54      In sentencing you general deterrence is to be the most significant consideration.  Specific deterrence is some factor, given the plea of not guilty.  Denunciation is an important consideration. Your conduct in engaging in laundering of over $4 million over a six or seven week period is to be totally condemned.  You were a cog in a big drug syndicate.

55      I also must into account the consideration of parsimony.  The Crimes Act says that a sentence of imprisonment must be a  sentence of last resort.  Also considerations of totality and I do not accept the submission by the Crown that there should be 100% cumulation in relation to the two offences.  But I do accept the submissions of the Crown that these two examples are serious examples of the offences.  I have moderated the sentence on the basis of the delay and also your present mental condition of suffering from bipolar depression.

Sentence

56      The sentence of the Court is as follows: on Count 1 you are sentenced to 14 months imprisonment.  On Count 2 you are sentenced to 16 months imprisonment.  I direct that the sentence on Count 1 commence immediately and the sentence on Count 2 commence 10 months from this day, making a total effective sentence of 26 months imprisonment.  I direct that you be released on a $1000 recognisance after you have served 17 months imprisonment.  I declare that you have served 22 days pre-sentence detention.

57      I am required to explain the sentence of the Court to you and I will do it now.  I have sentenced you to 14 months imprisonment on the first count and 16 months' imprisonment on the second count.  The sentence on the second count starts after you have served ten months on the first count.  Which means that the total sentence is 26 months from today. 

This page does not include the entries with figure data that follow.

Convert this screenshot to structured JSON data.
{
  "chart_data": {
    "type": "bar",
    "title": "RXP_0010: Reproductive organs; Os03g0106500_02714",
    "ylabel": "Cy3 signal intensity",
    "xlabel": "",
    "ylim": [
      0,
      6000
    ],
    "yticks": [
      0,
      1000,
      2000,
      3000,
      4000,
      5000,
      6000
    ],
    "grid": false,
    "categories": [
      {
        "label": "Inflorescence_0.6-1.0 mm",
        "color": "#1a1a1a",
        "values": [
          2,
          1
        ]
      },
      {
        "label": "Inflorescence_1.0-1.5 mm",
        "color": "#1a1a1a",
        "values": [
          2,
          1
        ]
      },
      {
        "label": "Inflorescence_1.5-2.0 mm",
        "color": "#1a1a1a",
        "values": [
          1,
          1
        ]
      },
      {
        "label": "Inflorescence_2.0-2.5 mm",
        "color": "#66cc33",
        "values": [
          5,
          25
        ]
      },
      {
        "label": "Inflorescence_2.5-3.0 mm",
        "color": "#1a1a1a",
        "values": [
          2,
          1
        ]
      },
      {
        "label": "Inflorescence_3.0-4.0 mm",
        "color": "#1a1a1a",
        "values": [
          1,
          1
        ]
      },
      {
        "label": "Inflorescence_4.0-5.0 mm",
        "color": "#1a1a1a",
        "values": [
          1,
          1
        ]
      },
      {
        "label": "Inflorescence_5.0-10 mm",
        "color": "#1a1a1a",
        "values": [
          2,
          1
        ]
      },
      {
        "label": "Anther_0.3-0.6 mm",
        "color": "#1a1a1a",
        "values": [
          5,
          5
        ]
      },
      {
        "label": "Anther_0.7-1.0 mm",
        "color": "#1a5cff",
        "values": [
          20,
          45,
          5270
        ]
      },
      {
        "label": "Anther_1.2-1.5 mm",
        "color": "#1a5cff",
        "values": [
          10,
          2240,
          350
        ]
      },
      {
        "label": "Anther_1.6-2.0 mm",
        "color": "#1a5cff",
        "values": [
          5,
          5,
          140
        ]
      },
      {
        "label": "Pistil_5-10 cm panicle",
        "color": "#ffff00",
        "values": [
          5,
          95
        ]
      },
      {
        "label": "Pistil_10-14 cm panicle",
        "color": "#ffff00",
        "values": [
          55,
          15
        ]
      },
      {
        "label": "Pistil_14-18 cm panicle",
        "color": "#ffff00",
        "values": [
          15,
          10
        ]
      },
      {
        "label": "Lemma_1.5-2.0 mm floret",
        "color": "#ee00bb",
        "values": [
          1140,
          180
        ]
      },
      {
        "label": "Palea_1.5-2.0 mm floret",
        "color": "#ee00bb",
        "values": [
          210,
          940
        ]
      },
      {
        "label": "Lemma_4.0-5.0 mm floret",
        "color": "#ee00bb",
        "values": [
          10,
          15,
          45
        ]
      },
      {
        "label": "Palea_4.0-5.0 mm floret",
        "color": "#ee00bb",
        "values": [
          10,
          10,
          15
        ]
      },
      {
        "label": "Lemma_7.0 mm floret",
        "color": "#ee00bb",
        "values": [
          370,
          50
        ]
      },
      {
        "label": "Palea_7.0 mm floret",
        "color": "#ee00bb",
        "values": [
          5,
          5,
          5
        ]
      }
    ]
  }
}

58      Once you have served 17 months, provided you are prepared to sign the document which is an agreement that you will be of good behaviour for a period of the next nine months after the 17 months, which means after you are released, for the next nine months if you commit a further offence you will breach this agreement.  You do not have to put up the $1000 but you will forfeit the $1000 and then you may be re-sentenced for the breach, and I have declared you have served 22 days excluding today.

59      I will have the document prepared, I will ask for it to be signed, Mr Barry can check it, Mr Schwartz can discuss it with or explain it again to the prisoner.